Marcos Morau’s precise Tundra is quite unlike the only other work of his I’ve seen, the riotous Voronia, though Russian influences are strong in both. Strangely, I see Voronia’s bacchanalia in Caroline Finn’s Revellers’ Mass: a tenuous link perhaps, but my brain is getting a workout.

And I see that she has taken something from her time with Ballet Preljocaj. Bare shop mannequins populate the set. A long table laid with thirteen candles, a trough of wine running its length. Lighting by Joseff Fletcher, who also lights Tundra, is dark, sinister, suggestive. Is it going to be a nod to Ken Russell’s The Devils? Is it to be a Fellini-esque orgy? Or Buñuel’s upper classes and discreet bourgeoisie letting their hair down?
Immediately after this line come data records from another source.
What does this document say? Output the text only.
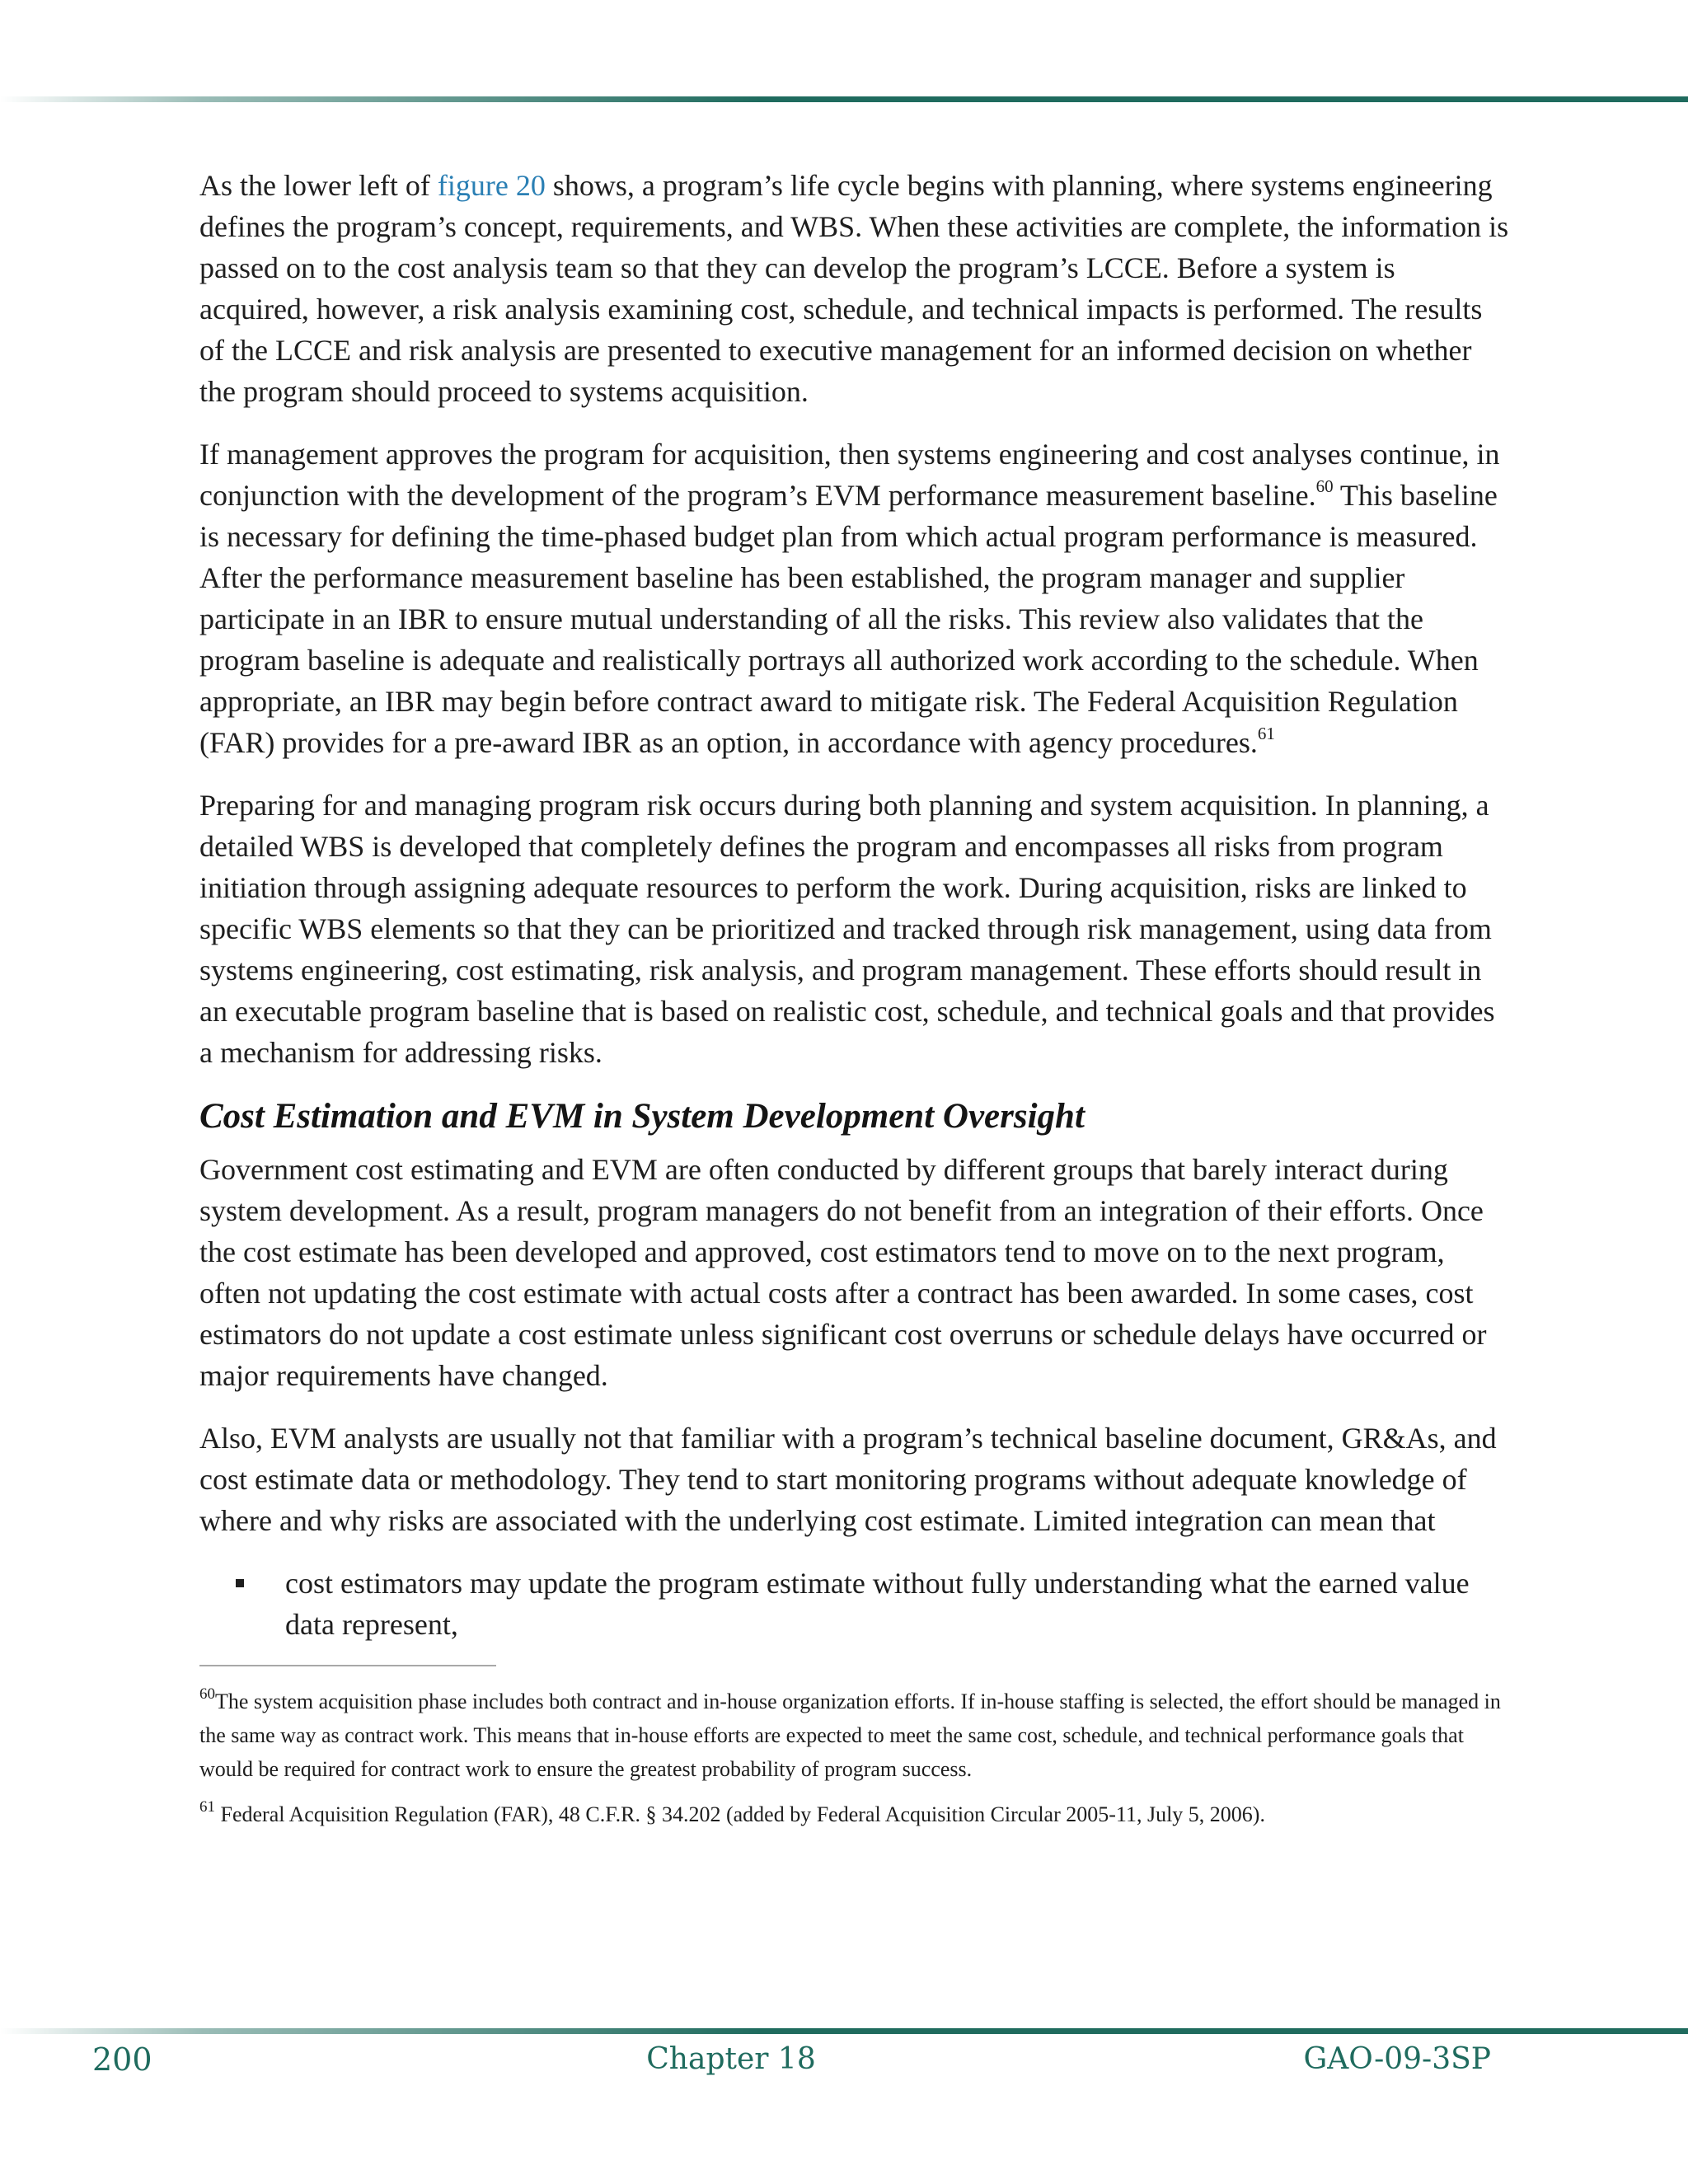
As the lower left of figure 20 shows, a program’s life cycle begins with planning, where systems engineering defines the program’s concept, requirements, and WBS. When these activities are complete, the information is passed on to the cost analysis team so that they can develop the program’s LCCE. Before a system is acquired, however, a risk analysis examining cost, schedule, and technical impacts is performed. The results of the LCCE and risk analysis are presented to executive management for an informed decision on whether the program should proceed to systems acquisition.

If management approves the program for acquisition, then systems engineering and cost analyses continue, in conjunction with the development of the program’s EVM performance measurement baseline.$^{60}$ This baseline is necessary for defining the time-phased budget plan from which actual program performance is measured. After the performance measurement baseline has been established, the program manager and supplier participate in an IBR to ensure mutual understanding of all the risks. This review also validates that the program baseline is adequate and realistically portrays all authorized work according to the schedule. When appropriate, an IBR may begin before contract award to mitigate risk. The Federal Acquisition Regulation (FAR) provides for a pre-award IBR as an option, in accordance with agency procedures.$^{61}$

Preparing for and managing program risk occurs during both planning and system acquisition. In planning, a detailed WBS is developed that completely defines the program and encompasses all risks from program initiation through assigning adequate resources to perform the work. During acquisition, risks are linked to specific WBS elements so that they can be prioritized and tracked through risk management, using data from systems engineering, cost estimating, risk analysis, and program management. These efforts should result in an executable program baseline that is based on realistic cost, schedule, and technical goals and that provides a mechanism for addressing risks.

Cost Estimation and EVM in System Development Oversight

Government cost estimating and EVM are often conducted by different groups that barely interact during system development. As a result, program managers do not benefit from an integration of their efforts. Once the cost estimate has been developed and approved, cost estimators tend to move on to the next program, often not updating the cost estimate with actual costs after a contract has been awarded. In some cases, cost estimators do not update a cost estimate unless significant cost overruns or schedule delays have occurred or major requirements have changed.

Also, EVM analysts are usually not that familiar with a program’s technical baseline document, GR&As, and cost estimate data or methodology. They tend to start monitoring programs without adequate knowledge of where and why risks are associated with the underlying cost estimate. Limited integration can mean that

cost estimators may update the program estimate without fully understanding what the earned value data represent,

$^{60}$The system acquisition phase includes both contract and in-house organization efforts. If in-house staffing is selected, the effort should be managed in the same way as contract work. This means that in-house efforts are expected to meet the same cost, schedule, and technical performance goals that would be required for contract work to ensure the greatest probability of program success.

$^{61}$ Federal Acquisition Regulation (FAR), 48 C.F.R. § 34.202 (added by Federal Acquisition Circular 2005-11, July 5, 2006).

200	Chapter 18	GAO-09-3SP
Dressed in glittering blacks with underskirts of red, they seem to be performing Catholic Church ritual—is it a black mass? Is Revellers’ Mass exposing the pious hypocrisy of organised religion? Subversive and naughty it certainly is. There’s ecstatic writhing, slithering on the floor, a flagellating solo, a tableau of wine goblets and grapes. It feels sacrilegious.

The mannequins (standing in for statuary?) are broken, a stream of gold pours from their innards, their limbs dismembered: iconoclasm and a reverting to primitive urges and ancient rites? Bells tinkle, and the soundscape is great—Pergolesi and a funereal lament. But, having the lead officiant sing Edith Piaf’s “Non, je ne regrette rien” when clearing up the morning after is a little bit too obvious, too much icing on the decadent cake.

Separating these two half-hour ritualistic rites is a cool, twenty-minute, ‘smoke and mirrors’ piece, Fernando Melo’s Afterimage. And here the accolade must go not only to choreographer and performers but the whole creative and technical team for their feat of precision.

Pepper’s mirror magic ghost illusion makes us look and look again: which is the real body and which the image reflection? Think Orson Welles’s hall of mirrors scene in Lady from Shanghai, but more sophisticated and more knife-edge.

Our perspectives confused, our minds bemused, Afterimage is a single concept piece, but what an achievement when dancers, set (Yoyo Seyama’s simple table and two chairs), lights (Peter Lundin) and sound (Oren Ambarchi and Machinefabriek) align. A refracted dreamscape, there’s something Magritte and Buñuel surreal about it.

Dance theatre and cinema and superb soundscapes, Pina Bausch has a lot to answer for... National Dance Company Wales is touring till 7 May 2019—do not miss them.